Joanne Murray (née Rowling), better known by her penname J. K. Rowling, is perhaps the world's most famous modern female writer. She is the author of the phenomenally popular children's fantasy series, Harry Potter, which became a sensation upon the release of her first novel, Harry Potter and the Philosopher's Stone in 1997.
Rowling is equally as famous for her 'rags to riches' story - at the time of writing the first Harry Potter book she was surviving on welfare in the Scottish capital of Edinburgh. Often quoted as favouring local cafés in which to write, she balanced writing, single parenthood and her career as a teacher. Only a few years later, Rowling would find herself one of the richest and most influential writers of our time, with a fandom stretching right across the world.
Rowling was born on 31st July 1965 near Bristol, Gloucestershire, to father Peter and mother Anne. She has a younger sister, Dianne, to whom Rowling read the first of her fantasy stories as a child. Notable influences in Rowling's budding career as a writer came in the form of her great aunt, who instilled in her "a thirst for knowledge, even of a questionable kind" and introduced her to the works of author Jessica Mitford, who became her heroine and role model. Rowling read for a degree in French and Classics at the University of Exeter, then following a year of study in Paris, moved to London to work as a bilingual secretary for the charity Amnesty International.

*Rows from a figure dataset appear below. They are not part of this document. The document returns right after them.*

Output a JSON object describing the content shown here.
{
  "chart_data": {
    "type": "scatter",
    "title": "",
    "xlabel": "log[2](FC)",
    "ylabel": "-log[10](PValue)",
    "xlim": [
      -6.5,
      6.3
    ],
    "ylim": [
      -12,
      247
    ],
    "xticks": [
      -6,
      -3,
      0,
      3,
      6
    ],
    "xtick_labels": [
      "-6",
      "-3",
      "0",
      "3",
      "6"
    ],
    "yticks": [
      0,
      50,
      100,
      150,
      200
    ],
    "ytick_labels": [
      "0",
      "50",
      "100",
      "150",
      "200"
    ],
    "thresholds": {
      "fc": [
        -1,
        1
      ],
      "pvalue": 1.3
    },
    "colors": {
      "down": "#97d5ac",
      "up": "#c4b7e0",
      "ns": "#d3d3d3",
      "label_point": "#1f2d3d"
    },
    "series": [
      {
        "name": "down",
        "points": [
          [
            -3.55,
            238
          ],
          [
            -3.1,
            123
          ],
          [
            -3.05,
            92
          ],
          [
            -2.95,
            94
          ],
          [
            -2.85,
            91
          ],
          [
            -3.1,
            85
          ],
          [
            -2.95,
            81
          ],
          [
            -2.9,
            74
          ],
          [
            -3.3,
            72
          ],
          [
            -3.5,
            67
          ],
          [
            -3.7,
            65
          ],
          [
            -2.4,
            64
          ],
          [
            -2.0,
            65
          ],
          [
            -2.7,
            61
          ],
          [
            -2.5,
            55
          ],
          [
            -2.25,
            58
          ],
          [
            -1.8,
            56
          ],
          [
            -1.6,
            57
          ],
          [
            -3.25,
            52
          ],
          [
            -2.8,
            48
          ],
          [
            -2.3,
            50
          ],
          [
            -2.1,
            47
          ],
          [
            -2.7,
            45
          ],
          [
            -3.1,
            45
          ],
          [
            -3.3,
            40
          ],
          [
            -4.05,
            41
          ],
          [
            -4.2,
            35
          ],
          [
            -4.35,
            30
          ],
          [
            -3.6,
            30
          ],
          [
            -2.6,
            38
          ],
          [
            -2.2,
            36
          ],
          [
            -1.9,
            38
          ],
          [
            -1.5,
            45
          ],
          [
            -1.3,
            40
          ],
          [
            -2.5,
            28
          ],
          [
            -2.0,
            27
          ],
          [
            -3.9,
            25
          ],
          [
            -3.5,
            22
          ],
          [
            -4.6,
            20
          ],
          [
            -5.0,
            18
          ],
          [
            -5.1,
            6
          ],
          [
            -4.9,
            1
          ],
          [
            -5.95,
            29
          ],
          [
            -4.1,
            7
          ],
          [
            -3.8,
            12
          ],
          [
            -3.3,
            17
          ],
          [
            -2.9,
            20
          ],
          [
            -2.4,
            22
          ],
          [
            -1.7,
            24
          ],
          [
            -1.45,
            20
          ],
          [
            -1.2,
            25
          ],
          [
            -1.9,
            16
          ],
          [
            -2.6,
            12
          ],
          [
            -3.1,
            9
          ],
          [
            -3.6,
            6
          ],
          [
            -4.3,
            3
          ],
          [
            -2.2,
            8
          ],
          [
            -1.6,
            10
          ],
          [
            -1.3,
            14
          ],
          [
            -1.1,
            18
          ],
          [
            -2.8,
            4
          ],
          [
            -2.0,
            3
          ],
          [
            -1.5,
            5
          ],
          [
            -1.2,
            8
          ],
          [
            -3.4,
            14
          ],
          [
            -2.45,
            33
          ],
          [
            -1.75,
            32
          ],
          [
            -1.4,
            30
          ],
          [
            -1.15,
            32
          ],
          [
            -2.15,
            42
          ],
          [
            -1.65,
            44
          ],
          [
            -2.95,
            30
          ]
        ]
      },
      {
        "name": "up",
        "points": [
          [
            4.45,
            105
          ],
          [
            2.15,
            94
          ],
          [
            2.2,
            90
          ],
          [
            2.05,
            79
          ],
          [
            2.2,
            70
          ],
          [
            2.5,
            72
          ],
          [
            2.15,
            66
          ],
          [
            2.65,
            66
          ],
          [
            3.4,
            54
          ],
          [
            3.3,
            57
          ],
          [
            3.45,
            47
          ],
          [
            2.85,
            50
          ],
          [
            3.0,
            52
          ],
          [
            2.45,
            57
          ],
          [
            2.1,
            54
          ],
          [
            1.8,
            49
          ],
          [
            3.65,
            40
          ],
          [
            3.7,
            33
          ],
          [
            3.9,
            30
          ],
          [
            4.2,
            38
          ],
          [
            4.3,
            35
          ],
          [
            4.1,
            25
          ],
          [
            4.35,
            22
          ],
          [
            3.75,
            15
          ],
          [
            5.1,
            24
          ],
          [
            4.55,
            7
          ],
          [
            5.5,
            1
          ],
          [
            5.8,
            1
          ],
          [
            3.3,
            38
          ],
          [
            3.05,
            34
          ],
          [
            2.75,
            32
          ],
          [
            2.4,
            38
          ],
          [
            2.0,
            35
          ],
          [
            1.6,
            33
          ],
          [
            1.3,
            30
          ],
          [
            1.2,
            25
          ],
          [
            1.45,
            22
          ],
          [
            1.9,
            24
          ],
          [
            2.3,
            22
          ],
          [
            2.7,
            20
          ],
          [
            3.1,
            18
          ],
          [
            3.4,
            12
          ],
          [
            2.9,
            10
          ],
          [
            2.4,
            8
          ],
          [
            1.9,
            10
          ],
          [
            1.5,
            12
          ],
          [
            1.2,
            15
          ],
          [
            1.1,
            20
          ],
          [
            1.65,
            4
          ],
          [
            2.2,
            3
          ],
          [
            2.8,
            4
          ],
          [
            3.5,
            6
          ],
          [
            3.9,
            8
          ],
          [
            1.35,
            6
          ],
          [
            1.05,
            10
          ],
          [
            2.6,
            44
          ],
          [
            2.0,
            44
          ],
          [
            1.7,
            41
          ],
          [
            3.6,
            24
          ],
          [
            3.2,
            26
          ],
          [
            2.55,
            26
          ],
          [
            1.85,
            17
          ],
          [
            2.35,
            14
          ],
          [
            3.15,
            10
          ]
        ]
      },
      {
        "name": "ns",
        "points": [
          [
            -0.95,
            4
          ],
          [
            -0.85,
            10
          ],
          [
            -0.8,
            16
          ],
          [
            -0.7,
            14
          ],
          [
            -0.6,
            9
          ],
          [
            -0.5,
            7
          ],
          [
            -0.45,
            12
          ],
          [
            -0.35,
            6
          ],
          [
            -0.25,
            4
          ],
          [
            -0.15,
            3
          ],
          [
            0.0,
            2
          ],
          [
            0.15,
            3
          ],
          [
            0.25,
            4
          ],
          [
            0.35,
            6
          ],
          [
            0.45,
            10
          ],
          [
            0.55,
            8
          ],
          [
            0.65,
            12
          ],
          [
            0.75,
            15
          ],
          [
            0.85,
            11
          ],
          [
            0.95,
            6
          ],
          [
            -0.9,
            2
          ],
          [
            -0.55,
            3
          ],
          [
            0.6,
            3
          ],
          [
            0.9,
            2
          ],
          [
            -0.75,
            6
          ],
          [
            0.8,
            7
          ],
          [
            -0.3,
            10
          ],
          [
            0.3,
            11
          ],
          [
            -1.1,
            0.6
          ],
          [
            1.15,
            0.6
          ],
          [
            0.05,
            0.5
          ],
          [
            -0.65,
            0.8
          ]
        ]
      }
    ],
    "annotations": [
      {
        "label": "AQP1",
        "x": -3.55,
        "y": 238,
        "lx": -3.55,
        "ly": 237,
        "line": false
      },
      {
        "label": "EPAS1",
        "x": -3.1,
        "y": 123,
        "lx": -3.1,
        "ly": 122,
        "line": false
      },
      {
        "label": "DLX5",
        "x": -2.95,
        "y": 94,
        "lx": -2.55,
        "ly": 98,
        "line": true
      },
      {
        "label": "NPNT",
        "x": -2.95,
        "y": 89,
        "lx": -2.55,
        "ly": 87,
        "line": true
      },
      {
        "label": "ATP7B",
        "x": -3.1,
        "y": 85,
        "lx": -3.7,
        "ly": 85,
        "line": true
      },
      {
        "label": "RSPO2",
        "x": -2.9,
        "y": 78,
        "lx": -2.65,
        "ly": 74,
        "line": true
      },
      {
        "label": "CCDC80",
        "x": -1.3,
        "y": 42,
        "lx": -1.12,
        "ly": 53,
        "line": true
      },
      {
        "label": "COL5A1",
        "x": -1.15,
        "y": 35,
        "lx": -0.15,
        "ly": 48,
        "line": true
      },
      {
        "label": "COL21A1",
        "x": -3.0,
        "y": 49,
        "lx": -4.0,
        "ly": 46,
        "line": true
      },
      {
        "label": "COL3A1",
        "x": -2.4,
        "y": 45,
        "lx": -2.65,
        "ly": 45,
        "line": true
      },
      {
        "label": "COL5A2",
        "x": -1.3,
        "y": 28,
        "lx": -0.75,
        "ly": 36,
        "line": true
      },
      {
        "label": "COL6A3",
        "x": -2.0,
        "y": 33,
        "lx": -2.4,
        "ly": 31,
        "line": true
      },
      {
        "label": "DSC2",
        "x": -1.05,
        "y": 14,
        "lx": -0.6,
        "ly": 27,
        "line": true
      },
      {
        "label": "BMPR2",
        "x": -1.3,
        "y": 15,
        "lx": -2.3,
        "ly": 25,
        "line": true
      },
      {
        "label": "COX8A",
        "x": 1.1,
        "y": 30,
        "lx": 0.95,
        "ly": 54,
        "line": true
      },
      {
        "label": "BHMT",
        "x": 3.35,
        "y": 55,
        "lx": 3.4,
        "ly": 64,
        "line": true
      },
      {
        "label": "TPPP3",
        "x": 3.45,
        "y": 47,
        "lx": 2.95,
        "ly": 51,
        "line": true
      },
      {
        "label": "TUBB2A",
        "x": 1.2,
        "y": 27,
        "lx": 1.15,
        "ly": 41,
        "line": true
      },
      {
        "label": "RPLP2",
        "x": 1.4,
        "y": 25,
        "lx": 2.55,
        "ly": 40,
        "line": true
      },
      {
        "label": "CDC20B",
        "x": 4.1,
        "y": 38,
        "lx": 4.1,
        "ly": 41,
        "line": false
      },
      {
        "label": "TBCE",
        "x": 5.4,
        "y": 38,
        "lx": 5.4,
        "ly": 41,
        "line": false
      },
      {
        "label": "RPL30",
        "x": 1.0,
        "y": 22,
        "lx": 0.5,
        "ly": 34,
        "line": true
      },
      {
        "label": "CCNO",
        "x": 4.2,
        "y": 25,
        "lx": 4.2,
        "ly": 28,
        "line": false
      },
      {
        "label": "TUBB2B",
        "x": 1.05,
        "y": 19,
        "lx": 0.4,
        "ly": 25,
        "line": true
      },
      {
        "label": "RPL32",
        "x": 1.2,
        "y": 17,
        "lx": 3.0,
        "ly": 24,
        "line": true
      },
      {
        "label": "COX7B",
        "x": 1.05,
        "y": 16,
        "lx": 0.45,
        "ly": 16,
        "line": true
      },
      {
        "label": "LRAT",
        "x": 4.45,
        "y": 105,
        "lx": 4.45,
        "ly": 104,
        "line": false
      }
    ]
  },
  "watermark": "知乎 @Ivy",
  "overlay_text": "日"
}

Encouraged by publishers who thought that young boys would not wish to read a book written by a woman, Rowling took on a middle name, Kathleen (her paternal grandmother's name), to be part of the pseudonym J. K. Rowling. Rowling found quick and unexpected success, first winning an £8000 grant from the Scottish Arts Council to enable her to write, and then being the subject of an auction for the rights to publish her first novel in America.
Harry Potter and the Philosopher's Stone won numerous awards, including the Nestlé Smarties Book Prize and the prestigious British Book Award for Children's Book of the Year. Her fourth book, Harry Potter and the Goblet of Fire, broke all literary sales records, achieving as many sales in its first day as her previous novel Harry Potter and the Prisoner of Azkaban sold in its first year. Each following book has since broken that record, the final in the series Harry Potter and the Deathly Hallows selling in excess of 11 million copies in its first day of release. Rowling's books have also been the subject of a series of highly successful films, which in their turn became international hits. The sixth film, Harry Potter and the Half-Blood Prince, was released in July 2009, with two more in the series to follow.
The Harry Potter series is now a global brand worth an estimated £7 billion. The books have been translated, in whole or in part, into 65 languages. Rowling is credited for sparking a new interest in literature among the young at a time when they were thought to be abandoning books for computers and television.